Jose Berrios, Minnesota Twins, Age: 25

Ever since struggling in his first taste of the major leagues back in 2016, Berrios has consistently been one of the top arms in the game for the past three seasons. This season he currently boasts a 3.29 ERA with a complimentary 1.15 WHIP. He currently has a below-average contact rate this season, however, but with a nasty fastball and curveball in his arsenal, I wouldn’t be surprised to see Berrios start to miss more bats in the future.

Jack Flaherty, St. Louis Cardinals, Age: 23

Flaherty possesses a five-pitch arsenal, and his slider is easily his best pitch, which has a 25.8% whiff rate this season. This has led to a very impressive career strikeout rate of 28.5% and 13.2% swinging-strike rate. He has decent command, and with his strikeout upside, he should put up quality fantasy numbers going forward.

Luis Severino, New York Yankees, Age: 25

Severino may have yet to throw an inning this season, but there is no denying his upside. With a fastball that has touched 101 mph, a nasty 89 mph slider, a healthy ground ball rate, and above-average command, Severino is a legitimate Cy Young contender when he comes back next season.
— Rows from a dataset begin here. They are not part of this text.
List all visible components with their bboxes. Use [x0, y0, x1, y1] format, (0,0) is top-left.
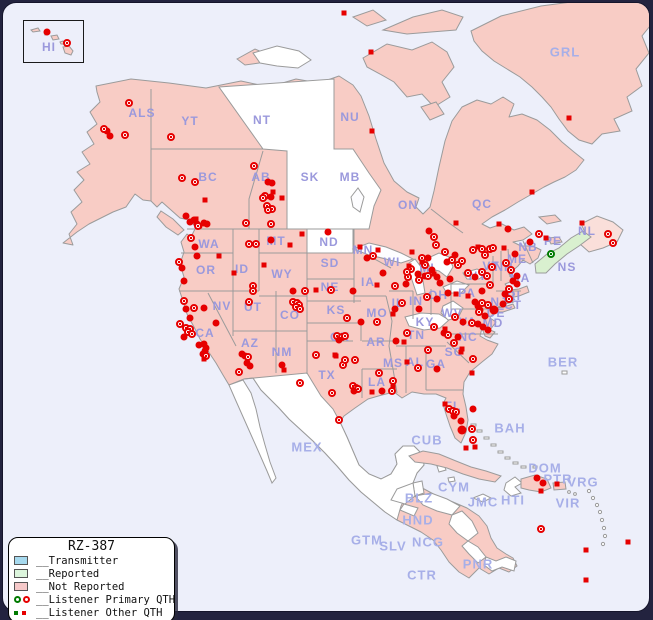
region-nd	[306, 228, 354, 254]
reported-swatch-icon	[14, 569, 36, 578]
legend-row-not-reported: __Not Reported	[9, 580, 174, 593]
map-panel	[2, 2, 650, 612]
legend-title: RZ-387	[68, 539, 115, 554]
islands-bahamas	[470, 423, 538, 469]
region-nt-sk-mb	[218, 78, 382, 230]
transmitter-swatch-icon	[14, 556, 36, 565]
legend-label: __Listener Other QTH	[36, 606, 163, 619]
region-haiti	[503, 476, 523, 497]
legend-row-other-qth: __Listener Other QTH	[9, 606, 174, 619]
region-ky	[404, 312, 450, 331]
legend-box: RZ-387 __Transmitter __Reported __Not Re…	[8, 537, 175, 620]
region-nova-scotia	[534, 230, 592, 274]
legend-label: __Transmitter	[36, 554, 119, 567]
region-guatemala	[390, 482, 416, 505]
region-panama	[483, 556, 517, 572]
island-cayman	[447, 476, 456, 483]
other-qth-squares-icon	[14, 610, 36, 615]
hawaii-inset-frame	[23, 20, 84, 63]
map-surface[interactable]	[2, 2, 650, 612]
region-costa-rica	[461, 540, 487, 564]
state-borders	[150, 89, 534, 398]
region-mexico	[243, 372, 425, 521]
primary-qth-rings-icon	[14, 596, 36, 603]
region-honduras	[414, 492, 461, 516]
region-victoria-island	[252, 45, 312, 69]
legend-label: __Listener Primary QTH	[36, 593, 176, 606]
region-el-salvador	[399, 503, 419, 517]
legend-row-transmitter: __Transmitter	[9, 554, 174, 567]
continent-landmass	[62, 75, 585, 579]
legend-row-reported: __Reported	[9, 567, 174, 580]
island-bermuda	[561, 370, 568, 375]
caribbean-islands	[408, 450, 567, 493]
lake-winnipeg	[350, 187, 365, 213]
greenland	[470, 3, 649, 145]
arctic-islands	[156, 9, 563, 245]
region-baja	[228, 379, 277, 484]
island-jamaica	[471, 493, 493, 503]
legend-label: __Reported	[36, 567, 100, 580]
region-dominican-republic	[520, 474, 552, 493]
legend-row-primary-qth: __Listener Primary QTH	[9, 593, 176, 606]
lesser-antilles	[567, 488, 608, 547]
region-nicaragua	[448, 510, 479, 542]
island-puerto-rico	[552, 481, 567, 491]
legend-label: __Not Reported	[36, 580, 125, 593]
island-cuba	[408, 450, 502, 483]
not-reported-swatch-icon	[14, 582, 36, 591]
neutral-regions	[218, 45, 568, 572]
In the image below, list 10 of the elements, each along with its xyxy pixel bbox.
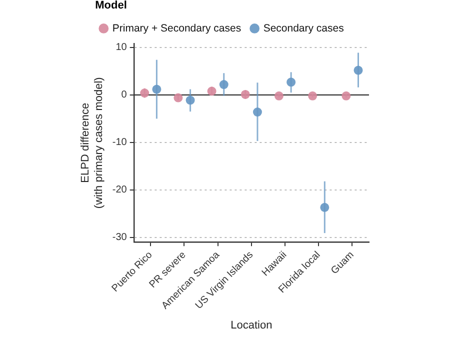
legend-label: Secondary cases [263, 22, 344, 34]
y-tick-label: 0 [121, 90, 128, 101]
y-tick-label: -20 [112, 184, 128, 196]
legend-label: Primary + Secondary cases [112, 22, 242, 34]
y-tick-label: -30 [112, 232, 128, 244]
y-tick-label: 10 [116, 42, 128, 54]
y-axis-title: ELPD difference (with primary cases model) [80, 77, 105, 209]
x-axis-title: Location [230, 319, 272, 332]
y-tick-label: -10 [112, 137, 128, 148]
legend-title: Model [95, 0, 127, 12]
Lucas Giolito, Chicago White Sox, Age: 25

Giolito went from having a 567.1 ADP in NFBC leagues to being one of the top arms in the game this season. It has been a long road for the former top pitching prospect, as his 6.13 ERA last season would suggest. His success this season can be attributed to a multitude of reasons. The biggest reason may be that his fastball on average is up 2 mph from what it was in 2018. This has led to an almost 10.0% increase in whiff rate this season and has also helped his other pitches play up in games. He has also completely cut his sinker out of his arsenal which has led to him throwing his much-improved fastball 15.0% more of the time. Another reason for Giolito’s newfound success is that he has increased vertical movement on his slider by 1.5 inches and has a whiff rate of 44.0% on his killer breaking ball. As long as these improvements continue, Giolito should become one of the most coveted arms in fantasy.
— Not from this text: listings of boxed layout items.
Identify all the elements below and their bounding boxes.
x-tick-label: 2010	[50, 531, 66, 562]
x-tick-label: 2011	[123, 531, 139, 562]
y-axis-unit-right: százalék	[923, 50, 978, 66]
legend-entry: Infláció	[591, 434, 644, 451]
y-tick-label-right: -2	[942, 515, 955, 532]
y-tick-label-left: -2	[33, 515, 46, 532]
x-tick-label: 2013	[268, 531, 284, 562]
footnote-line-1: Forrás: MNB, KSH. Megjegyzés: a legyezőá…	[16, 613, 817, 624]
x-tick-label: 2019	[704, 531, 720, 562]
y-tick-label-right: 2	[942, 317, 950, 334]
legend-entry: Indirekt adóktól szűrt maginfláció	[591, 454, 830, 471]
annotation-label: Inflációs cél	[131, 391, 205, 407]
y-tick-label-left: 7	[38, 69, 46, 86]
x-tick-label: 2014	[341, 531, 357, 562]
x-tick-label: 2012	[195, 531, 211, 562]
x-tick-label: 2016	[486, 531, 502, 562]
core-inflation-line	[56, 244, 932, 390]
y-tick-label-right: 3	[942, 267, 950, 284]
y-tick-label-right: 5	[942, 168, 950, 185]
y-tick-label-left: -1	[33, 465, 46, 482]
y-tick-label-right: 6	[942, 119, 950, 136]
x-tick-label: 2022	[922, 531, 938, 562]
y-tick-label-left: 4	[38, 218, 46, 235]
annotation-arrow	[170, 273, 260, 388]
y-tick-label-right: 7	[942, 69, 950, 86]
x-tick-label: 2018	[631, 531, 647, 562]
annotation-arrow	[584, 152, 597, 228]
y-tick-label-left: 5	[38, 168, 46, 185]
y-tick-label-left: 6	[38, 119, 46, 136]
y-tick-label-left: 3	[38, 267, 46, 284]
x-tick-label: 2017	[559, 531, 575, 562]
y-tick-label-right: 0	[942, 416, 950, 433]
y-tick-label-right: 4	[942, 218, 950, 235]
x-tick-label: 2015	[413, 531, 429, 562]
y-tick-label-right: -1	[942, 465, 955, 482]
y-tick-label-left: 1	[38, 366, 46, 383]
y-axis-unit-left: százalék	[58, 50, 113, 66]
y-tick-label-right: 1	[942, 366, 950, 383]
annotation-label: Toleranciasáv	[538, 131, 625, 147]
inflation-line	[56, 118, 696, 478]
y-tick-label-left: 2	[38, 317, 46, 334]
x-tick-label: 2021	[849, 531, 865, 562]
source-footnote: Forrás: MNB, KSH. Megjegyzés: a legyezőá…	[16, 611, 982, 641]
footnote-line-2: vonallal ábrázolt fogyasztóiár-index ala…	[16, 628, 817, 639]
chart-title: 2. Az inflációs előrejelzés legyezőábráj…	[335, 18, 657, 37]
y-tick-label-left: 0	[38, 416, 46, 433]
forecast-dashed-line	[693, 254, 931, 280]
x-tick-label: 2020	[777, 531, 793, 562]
Josh Hader, Milwaukee Brewers, Age: 25

Hader has been absolutely dominant since joining the Brewers bullpen, which is mainly due to his fastball that was voted as the seventh nastiest by major league hitters this past offseason. His contact rate this season is only 0.2% higher than Joey Gallo’s. If Hader stays in the closer role, then he should be a top-50 player in any 15-teamers. Even if the Brewers decide to move him back to a long-relief role like he had in 2018, then he could still easily be a top-100 fantasy player.

Edwin Diaz, New York Mets, Age: 25

Diaz went from being arguably the top closer in the game to having one of the most disappointing 2019 seasons. This season has seen him give up more than two home runs per nine innings which has led to a horrid 5.60 ERA. Even with this season’s struggles, there is no denying Diaz’s potential. With one of the best fastball/slider combinations in the league, it is likely that we see a rebound in 2020. This is a guy that had a 44.3% strikeout rate, 1.96 ERA, and 1.78 xFIP just a season ago, so I’m not giving up on him just yet.